The Garden District neighborhood staple, Zayna’s Mediterranean Restaurant, 1138 N. Belvedere Ave., sees the impact of erosionespecially during monsoon. Heather Smith is a neighborhood advocate and has worked at Zayna’s for the last few years.

“The water ruins everything,” she said. “There were big pot holes and customers couldn’t get over the water safely.”

The restaurant sits next to a wash that floods with water and debris like trash and even mattresses. She said the owners built a bridge from the parking lot to the restaurant to help customers safely arrive at the restaurant.

“The debris in the wash floods over,” she said. “And it floods over so much that it ruins the cement around the property.”

She said they’ve had to make improvements and rebuild the cement around the bridge because of the flood water’s impact to the concrete. Erosion is the loss of soil from one place to another or when wind or water gradually wear down the land.

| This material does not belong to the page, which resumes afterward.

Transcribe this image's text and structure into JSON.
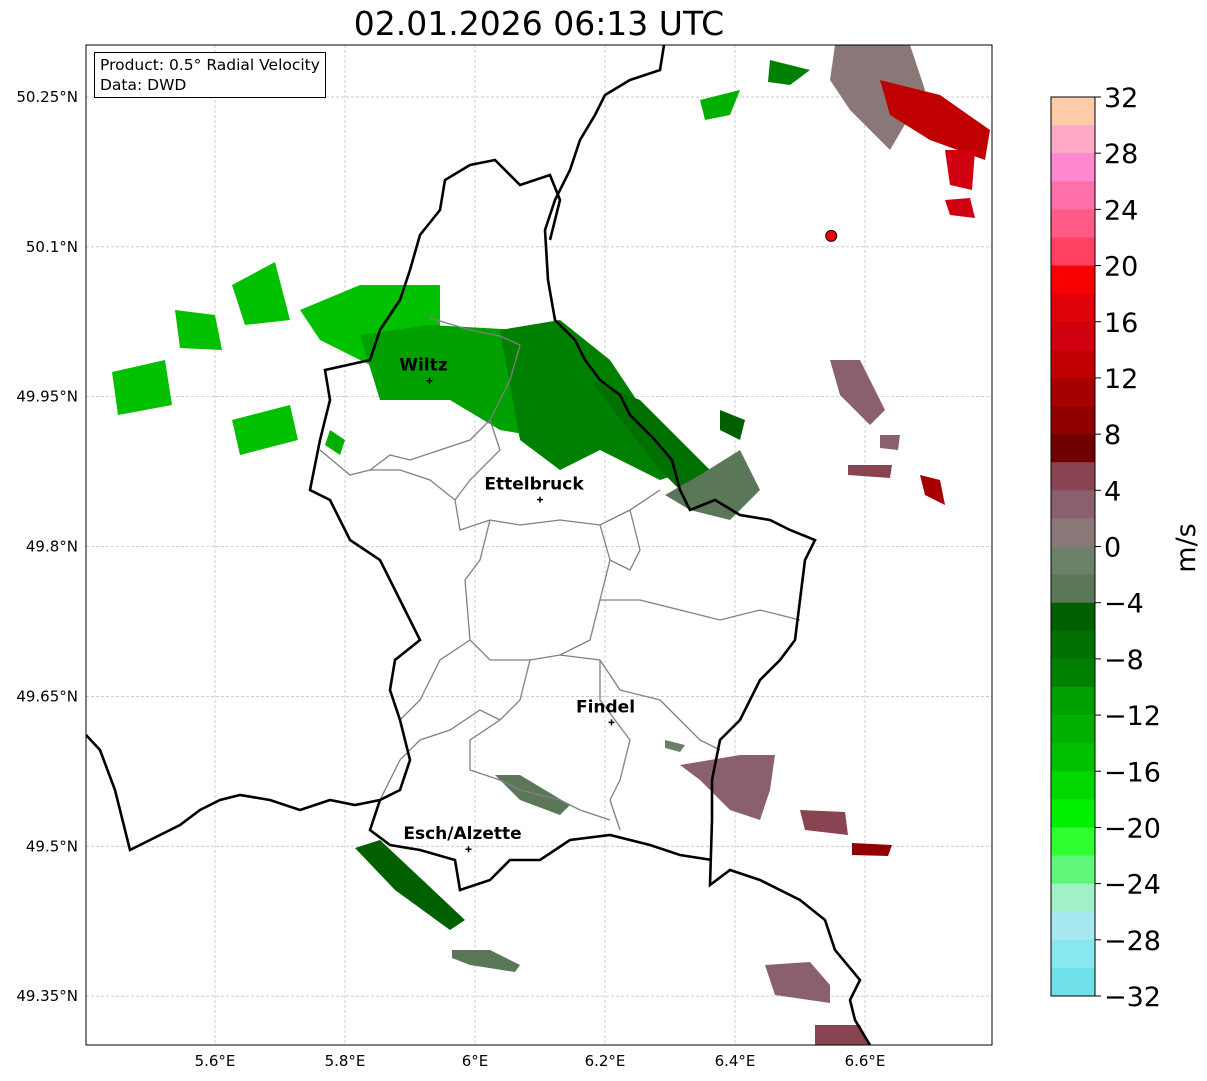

Craig Rasmussen, an environmental science professor from the University of Arizona, said erosion is caused by a few different factors here in Arizona.

“Soil erosion can take place from water, running across the surface and taking the particles and washing them away,” he said. “But another agent of erosion in the desert is actually the wind.”

He said some of the best way to help slow the impacts of erosion is by creating a water basin in your yard.

“Anything that you can do on your landscape to slow water down so it can’t infiltrate on your yard,” he said. “Like a wood chip mulch or something can help offset some of the potential erosion losses.”

At Zayna’s, Smith said they’re working to make sure the wash is clean.

“Flooding is going to happen and water is going to come down,” she said. “But when it’s full of all of this debris it just doesn’t help.”